Afternoon Tea flourished until after World War II when life became more hectic. Today's busy pace and long days makes eating any meal difficult, let alone trying to find time for Afternoon Tea. Yet, many do find the time for this tradition of drinking tea, even if only for special occasions. Most hotels in England still provide the Afternoon Tea. There are some hotels, such as the Ritz Carlton, that prepare a wonderful Afternoon Tea which is available in America and across the globe. More individuals are finding it to be a great way to refresh for the remainder of the demands of the day. It is even becoming popular for the occasional business meeting.
"Drinking tea bespeaks a quest that one offers to his friends for the beauty of gestures, of objects and the heart."— Sogaku of the Hayami School
Experiment with a variety of teas like the ones here.

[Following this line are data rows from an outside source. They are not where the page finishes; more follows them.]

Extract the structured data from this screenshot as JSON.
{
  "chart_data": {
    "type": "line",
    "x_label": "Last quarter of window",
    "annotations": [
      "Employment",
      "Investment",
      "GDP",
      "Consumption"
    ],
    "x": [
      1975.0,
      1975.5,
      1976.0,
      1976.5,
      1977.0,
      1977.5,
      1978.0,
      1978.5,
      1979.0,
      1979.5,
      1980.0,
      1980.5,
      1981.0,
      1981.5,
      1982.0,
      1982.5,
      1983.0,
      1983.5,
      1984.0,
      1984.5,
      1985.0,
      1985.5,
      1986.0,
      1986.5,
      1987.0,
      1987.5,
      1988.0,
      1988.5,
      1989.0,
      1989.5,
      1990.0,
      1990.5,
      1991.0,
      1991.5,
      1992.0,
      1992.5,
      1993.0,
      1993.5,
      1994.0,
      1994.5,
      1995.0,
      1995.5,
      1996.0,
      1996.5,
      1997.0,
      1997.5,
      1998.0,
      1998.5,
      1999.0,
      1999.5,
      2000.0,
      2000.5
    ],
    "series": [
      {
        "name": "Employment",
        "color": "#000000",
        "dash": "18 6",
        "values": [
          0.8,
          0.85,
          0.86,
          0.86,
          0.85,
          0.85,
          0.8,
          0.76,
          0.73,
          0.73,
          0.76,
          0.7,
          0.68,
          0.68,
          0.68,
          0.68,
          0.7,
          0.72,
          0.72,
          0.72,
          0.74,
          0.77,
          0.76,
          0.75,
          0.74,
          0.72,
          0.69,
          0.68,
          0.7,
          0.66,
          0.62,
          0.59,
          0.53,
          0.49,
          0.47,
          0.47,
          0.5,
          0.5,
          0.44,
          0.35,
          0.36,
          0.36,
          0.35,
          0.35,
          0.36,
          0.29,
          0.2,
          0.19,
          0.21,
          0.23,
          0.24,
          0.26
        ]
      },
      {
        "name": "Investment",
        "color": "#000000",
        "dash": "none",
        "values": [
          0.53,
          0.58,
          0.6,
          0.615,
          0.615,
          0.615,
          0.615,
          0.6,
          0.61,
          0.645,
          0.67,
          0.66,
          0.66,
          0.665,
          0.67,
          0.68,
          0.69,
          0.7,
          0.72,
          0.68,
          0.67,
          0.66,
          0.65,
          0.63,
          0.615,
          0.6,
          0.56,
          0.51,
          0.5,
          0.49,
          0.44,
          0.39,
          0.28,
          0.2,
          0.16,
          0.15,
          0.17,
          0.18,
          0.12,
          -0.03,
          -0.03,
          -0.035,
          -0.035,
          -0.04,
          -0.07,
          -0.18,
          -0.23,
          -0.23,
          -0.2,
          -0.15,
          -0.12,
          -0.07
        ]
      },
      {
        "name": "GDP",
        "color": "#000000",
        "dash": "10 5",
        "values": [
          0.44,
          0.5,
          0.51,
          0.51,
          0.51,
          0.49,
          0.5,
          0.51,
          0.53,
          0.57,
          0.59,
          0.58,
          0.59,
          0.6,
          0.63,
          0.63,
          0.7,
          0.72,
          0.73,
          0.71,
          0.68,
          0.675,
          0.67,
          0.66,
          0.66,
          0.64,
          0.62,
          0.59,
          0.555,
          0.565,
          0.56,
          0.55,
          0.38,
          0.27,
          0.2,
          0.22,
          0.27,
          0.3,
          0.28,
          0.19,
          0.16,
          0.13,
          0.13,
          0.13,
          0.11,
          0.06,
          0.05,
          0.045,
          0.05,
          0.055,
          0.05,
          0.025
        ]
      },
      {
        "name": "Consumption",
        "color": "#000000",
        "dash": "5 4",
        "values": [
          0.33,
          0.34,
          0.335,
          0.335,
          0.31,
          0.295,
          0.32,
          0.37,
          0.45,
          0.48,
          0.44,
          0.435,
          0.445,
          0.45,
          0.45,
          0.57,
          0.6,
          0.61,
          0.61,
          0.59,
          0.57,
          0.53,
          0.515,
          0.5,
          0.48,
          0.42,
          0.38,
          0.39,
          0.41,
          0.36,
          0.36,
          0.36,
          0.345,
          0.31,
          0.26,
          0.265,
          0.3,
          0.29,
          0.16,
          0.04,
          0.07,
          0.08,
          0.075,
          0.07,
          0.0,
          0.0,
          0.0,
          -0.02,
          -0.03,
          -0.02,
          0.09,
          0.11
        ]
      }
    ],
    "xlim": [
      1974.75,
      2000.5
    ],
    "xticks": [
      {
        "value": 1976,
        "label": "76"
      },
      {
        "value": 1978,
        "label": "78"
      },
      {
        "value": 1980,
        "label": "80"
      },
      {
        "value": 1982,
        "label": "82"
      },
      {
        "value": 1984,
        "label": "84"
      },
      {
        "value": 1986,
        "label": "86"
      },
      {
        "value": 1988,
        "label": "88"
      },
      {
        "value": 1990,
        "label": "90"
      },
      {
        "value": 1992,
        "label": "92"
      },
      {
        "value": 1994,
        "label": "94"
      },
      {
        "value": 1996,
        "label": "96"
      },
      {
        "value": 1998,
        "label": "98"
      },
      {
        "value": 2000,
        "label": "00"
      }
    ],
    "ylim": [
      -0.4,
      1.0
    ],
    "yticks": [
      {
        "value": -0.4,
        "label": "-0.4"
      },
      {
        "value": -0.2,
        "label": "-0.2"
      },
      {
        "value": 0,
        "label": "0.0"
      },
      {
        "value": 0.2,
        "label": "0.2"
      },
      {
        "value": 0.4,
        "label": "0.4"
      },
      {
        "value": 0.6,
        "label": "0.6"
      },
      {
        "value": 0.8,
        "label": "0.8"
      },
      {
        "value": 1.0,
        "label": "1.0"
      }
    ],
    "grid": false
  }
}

Invest in a beautiful teapot.
Start Your Own Tea Drinking Customs
Afternoon Tea lends itself beautifully to special occasions, particularly bridal showers and gathering of old friends. The warmth and aroma of the tea, the beauty and elegance of the tea service, create an ambiance that solidifies friendships and creates memories. If you are the hostess for this special event, afternoon tea, why not send out invitations, dress your best, bring out your best linen, table setting and China. Display the tea caddy and choose a tea you think will complement your delicacies. Create an affair to remember in your home.
When indulging in drinking tea sans company, experiment with a variety of teas. All tea is from one plant source, the camillia sinensis. However, tea is now grown in 45 different countries - Vet Nam, Kenya, Tanzania, Thailand, Iran, Turkey, New Zealand, China, Japan, India and South Carolina in the U. S. are a few- and the varieties and grades seem endless.

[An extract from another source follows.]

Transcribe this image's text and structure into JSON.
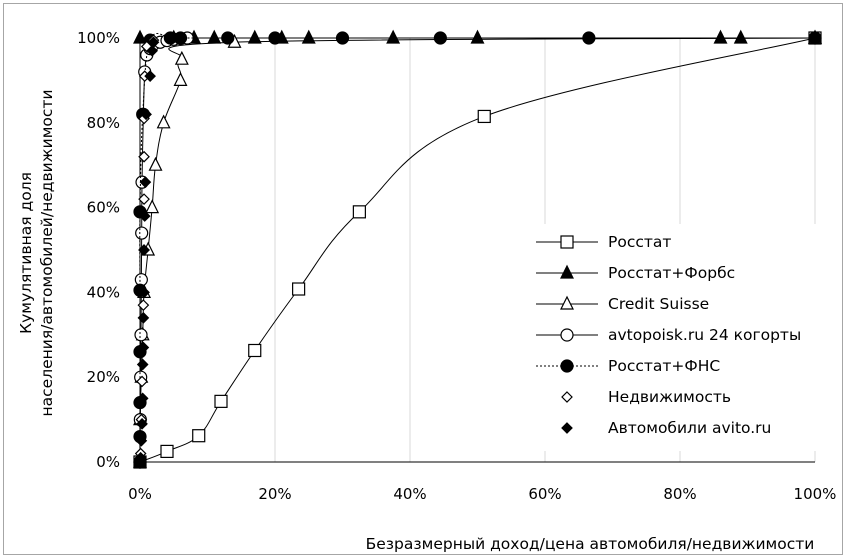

While the varieties are many, they are derived from the basic green tea, oolong tea, Black tea, Pur-erh and scented teas including Jasmine and Earl Grey. (It should be noted that herbal teas are not included because they are not true teas.)

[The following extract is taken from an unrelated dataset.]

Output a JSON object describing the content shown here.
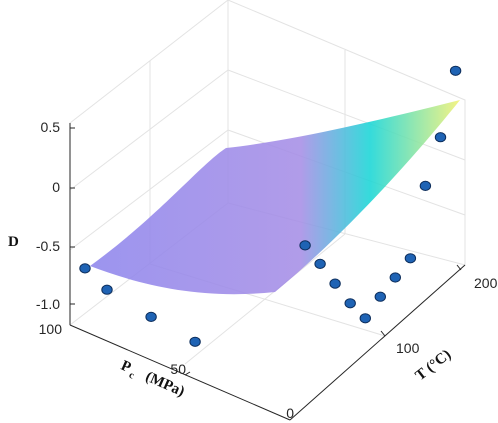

All tea is not created equal however. Like wine, it's in the preparation and the region it is grown in that determines a really good tea versus mediocre or a really bad tea. There are master tasters who grade the tea. As you are experimenting with the taste of different teas and introducing them at your own tea ceremonies or parties, don't be afraid to ask for assistance in choosing your tea. Consult someone who is familiar with grading teas. An easy way to identify top quality tea is to look for teas that have the number one added after the grading letters.
Health Benefits of Drinking Tea
Aside from its refreshing quality, tea has health benefits. Some are well documented, while other benefits are anecdotal or have no hard evidence attesting to veracity of the claims. What is known is that tea is full of antioxidants that can reduce free radicals. There are almost no calories if no milk or sugar is added. Tea naturally contains fluoride which makes it excellent for the teeth. Current studies suggest that green and black tea may have an impact on the reduction of lung, colon and skin cancers. The caffeine in tea is known to increase concentration, alertness, accuracy, and enhance the sense of taste and smell. Tea also stimulates digestion and the metabolism while helping to eliminate toxins from the liver and the kidneys. In short, tea was introduced as a drink with medicinal properties and voila! Many of those early claims are being scientifically proven today.